I've read some of the other threads about 1.5 on 1.4, but I'm still not clear. It seems to me that there are some 1.5 constructs that can be represented perfectly in 1.4 (for example, the newfor could be represented as a standard(for Iterator i = thing.iterator; i.hasNext(); ). I'd appreciate it if someone could give me simple answers to the following before I start rewriting a bajillion lines of code.
For these, I guess I'm asking not 'can it run on 1.4?', but 'will it run on 1.4?' - that is, will it be transparent and supported? Or is it a case of 'it might run... unless there're sunspots that day.'
a) Generics. Surely this is just sugar, and can be compiled into something 1.4-friendly?
b) Enhanced for. Again, I can't see why this would need a change in the bytecode.

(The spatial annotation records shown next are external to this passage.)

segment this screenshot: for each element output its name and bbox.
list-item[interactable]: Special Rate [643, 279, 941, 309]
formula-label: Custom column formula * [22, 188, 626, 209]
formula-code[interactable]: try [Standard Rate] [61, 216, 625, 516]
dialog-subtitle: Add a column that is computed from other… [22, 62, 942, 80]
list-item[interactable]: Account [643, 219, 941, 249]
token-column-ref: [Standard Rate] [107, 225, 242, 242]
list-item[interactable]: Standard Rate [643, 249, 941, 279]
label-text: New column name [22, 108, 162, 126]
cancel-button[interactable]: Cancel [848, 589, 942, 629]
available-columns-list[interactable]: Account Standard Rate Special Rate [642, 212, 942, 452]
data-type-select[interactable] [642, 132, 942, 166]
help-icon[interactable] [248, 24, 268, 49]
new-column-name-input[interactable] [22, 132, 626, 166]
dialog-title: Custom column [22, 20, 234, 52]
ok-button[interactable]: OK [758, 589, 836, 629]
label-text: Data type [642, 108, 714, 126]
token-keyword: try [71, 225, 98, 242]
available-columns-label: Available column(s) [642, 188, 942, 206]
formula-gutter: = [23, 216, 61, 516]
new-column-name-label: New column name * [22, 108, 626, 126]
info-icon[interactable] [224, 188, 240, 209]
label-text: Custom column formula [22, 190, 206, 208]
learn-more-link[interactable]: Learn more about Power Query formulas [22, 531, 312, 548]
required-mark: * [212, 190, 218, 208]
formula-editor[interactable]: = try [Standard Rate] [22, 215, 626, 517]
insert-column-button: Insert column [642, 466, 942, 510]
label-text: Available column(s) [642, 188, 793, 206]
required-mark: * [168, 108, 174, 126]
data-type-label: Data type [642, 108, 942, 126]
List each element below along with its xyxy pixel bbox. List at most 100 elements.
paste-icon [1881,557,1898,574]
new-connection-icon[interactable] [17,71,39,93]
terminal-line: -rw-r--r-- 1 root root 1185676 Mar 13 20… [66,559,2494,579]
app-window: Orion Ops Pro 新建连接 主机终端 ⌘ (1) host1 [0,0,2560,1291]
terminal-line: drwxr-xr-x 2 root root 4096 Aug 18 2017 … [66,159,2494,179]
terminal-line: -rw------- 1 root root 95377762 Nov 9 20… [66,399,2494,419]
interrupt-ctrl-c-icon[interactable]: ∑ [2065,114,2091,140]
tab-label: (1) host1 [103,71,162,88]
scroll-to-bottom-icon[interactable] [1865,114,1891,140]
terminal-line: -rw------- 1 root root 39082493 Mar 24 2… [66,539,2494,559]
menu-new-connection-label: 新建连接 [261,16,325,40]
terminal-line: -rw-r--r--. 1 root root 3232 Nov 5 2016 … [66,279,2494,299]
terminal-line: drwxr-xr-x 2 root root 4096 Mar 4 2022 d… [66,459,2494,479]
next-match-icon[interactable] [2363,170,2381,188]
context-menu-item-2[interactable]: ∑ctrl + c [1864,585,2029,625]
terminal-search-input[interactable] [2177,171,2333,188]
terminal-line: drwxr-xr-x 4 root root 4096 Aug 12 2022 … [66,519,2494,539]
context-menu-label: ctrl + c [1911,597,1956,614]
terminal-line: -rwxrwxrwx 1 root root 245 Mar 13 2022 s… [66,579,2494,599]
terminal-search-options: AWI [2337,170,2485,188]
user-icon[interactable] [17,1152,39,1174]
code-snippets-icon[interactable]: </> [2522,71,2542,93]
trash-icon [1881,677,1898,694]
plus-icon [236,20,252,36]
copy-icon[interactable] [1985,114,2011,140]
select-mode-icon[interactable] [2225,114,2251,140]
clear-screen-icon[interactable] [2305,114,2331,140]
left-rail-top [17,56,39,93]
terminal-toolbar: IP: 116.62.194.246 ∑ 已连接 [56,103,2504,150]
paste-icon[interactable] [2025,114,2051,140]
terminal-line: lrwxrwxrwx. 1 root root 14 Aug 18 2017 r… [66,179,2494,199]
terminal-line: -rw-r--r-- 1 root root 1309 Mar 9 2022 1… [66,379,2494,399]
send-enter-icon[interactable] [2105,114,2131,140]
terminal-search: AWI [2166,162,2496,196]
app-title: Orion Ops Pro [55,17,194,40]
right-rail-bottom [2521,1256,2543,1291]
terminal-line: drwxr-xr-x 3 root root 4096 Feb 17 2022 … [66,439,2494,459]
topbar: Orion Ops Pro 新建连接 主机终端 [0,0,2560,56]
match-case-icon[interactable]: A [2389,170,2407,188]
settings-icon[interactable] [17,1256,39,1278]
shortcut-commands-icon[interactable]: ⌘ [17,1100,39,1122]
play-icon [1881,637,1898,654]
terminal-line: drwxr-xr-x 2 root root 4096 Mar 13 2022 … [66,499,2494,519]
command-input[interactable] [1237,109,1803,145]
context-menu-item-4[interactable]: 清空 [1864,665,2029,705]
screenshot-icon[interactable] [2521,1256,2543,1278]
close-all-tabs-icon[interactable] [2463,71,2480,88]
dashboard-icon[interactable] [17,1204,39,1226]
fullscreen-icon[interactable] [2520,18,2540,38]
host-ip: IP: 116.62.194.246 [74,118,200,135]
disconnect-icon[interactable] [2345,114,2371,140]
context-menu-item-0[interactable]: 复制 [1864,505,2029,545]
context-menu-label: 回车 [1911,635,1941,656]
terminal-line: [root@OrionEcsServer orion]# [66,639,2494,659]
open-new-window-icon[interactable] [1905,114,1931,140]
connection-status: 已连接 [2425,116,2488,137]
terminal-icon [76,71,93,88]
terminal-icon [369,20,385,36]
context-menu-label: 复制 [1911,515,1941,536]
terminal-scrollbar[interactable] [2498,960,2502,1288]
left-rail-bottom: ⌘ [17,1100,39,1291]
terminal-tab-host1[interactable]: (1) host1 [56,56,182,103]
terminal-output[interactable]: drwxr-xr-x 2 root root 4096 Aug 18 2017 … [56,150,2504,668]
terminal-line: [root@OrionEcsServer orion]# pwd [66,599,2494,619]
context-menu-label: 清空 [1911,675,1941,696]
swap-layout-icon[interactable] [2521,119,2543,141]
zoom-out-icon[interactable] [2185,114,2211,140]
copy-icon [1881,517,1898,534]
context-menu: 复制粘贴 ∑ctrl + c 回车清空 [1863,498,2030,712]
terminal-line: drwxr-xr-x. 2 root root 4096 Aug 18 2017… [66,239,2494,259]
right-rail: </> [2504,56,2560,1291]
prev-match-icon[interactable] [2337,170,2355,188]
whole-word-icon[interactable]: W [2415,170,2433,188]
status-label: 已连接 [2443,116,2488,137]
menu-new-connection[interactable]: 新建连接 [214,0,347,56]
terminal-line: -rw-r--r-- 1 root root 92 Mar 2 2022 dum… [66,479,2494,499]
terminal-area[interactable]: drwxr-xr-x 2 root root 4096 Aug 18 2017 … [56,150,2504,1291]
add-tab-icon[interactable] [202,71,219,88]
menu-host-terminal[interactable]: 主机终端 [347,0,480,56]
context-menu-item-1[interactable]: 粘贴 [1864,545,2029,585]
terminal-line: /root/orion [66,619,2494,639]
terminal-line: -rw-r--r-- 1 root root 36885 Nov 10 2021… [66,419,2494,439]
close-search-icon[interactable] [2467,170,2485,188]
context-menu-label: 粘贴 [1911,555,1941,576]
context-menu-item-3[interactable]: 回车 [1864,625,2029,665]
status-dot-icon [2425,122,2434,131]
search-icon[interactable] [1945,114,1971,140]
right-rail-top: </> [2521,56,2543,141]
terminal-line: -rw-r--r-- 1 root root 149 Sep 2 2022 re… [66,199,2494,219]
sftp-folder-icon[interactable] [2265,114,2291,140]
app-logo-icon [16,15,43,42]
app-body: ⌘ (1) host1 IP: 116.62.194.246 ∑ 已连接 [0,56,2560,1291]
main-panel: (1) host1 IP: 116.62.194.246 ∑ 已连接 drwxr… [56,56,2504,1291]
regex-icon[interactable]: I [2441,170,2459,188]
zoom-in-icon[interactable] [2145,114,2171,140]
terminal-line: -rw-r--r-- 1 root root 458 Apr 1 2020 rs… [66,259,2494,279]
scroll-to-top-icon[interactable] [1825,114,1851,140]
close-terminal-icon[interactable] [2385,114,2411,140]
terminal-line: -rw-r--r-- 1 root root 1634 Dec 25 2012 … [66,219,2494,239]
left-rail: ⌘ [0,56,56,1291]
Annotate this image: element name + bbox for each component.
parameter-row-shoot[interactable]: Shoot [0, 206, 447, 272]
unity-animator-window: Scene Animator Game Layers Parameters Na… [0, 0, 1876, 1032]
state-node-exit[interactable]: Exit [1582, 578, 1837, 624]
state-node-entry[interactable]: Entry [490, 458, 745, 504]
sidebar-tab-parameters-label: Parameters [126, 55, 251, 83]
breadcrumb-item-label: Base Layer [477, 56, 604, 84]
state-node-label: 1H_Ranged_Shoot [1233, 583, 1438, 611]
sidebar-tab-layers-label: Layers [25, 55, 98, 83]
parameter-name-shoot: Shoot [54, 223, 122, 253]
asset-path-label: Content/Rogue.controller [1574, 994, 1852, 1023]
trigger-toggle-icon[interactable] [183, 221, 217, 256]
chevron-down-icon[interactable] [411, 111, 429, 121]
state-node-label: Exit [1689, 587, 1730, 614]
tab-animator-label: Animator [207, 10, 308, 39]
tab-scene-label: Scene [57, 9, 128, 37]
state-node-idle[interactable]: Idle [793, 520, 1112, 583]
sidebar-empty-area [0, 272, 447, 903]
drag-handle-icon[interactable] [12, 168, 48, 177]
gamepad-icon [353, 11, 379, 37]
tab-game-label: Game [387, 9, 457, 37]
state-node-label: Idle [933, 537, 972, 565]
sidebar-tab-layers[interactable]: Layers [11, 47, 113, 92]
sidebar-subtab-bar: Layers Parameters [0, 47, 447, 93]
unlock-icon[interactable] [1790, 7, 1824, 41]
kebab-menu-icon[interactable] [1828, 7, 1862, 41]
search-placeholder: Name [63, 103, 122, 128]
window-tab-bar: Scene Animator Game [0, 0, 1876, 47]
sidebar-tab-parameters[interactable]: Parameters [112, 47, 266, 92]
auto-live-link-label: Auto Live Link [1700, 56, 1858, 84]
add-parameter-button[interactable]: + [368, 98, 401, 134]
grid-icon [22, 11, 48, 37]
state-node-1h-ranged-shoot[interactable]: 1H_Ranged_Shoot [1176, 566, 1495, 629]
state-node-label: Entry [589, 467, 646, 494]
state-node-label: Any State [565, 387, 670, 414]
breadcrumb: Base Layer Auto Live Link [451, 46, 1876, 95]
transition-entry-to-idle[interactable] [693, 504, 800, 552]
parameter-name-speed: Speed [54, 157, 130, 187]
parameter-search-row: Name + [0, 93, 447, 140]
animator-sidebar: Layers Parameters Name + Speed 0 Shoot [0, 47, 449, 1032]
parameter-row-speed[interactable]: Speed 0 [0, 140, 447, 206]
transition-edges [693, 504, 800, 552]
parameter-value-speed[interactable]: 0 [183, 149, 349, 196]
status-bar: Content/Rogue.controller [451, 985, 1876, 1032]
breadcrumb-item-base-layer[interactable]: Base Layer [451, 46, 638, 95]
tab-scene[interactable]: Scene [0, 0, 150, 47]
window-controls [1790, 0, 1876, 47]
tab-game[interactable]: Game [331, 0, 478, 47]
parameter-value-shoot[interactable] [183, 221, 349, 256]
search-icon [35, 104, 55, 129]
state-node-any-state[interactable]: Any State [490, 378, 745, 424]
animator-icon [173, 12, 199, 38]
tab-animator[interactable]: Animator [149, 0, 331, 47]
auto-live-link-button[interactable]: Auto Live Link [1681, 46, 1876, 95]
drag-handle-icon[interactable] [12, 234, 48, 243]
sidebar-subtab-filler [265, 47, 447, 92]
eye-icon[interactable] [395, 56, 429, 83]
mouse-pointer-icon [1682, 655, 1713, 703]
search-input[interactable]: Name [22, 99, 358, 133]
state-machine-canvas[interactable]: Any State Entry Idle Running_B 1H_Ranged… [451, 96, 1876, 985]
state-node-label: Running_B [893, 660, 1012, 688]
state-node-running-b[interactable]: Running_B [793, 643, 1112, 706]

c) Autoboxing. Again, more sugar.
d) Typesafe Enums. Ah... I think this might be a problem. I can't see a trivial way of representing this in 1.4.
e) Varargs. Nope. I think this'll require new bytecode.
f) Static imports. Again, 1.5 bytecode only?
g) Annotations. I'm going to pretend I know what these are, and scoff at the obviousness of the answer to this question. Pah!
So I think if I stick to Generics, the enhanced for, and Autoboxing, my code should work on 1.4. Does that make sense?
Or should I just bit the bullet, use all the new features, and rely on the Retro-* applications to cross-compile?
Any thoughts or advice gladly received.
Addendum : Jikes, why'd you have to die? Why?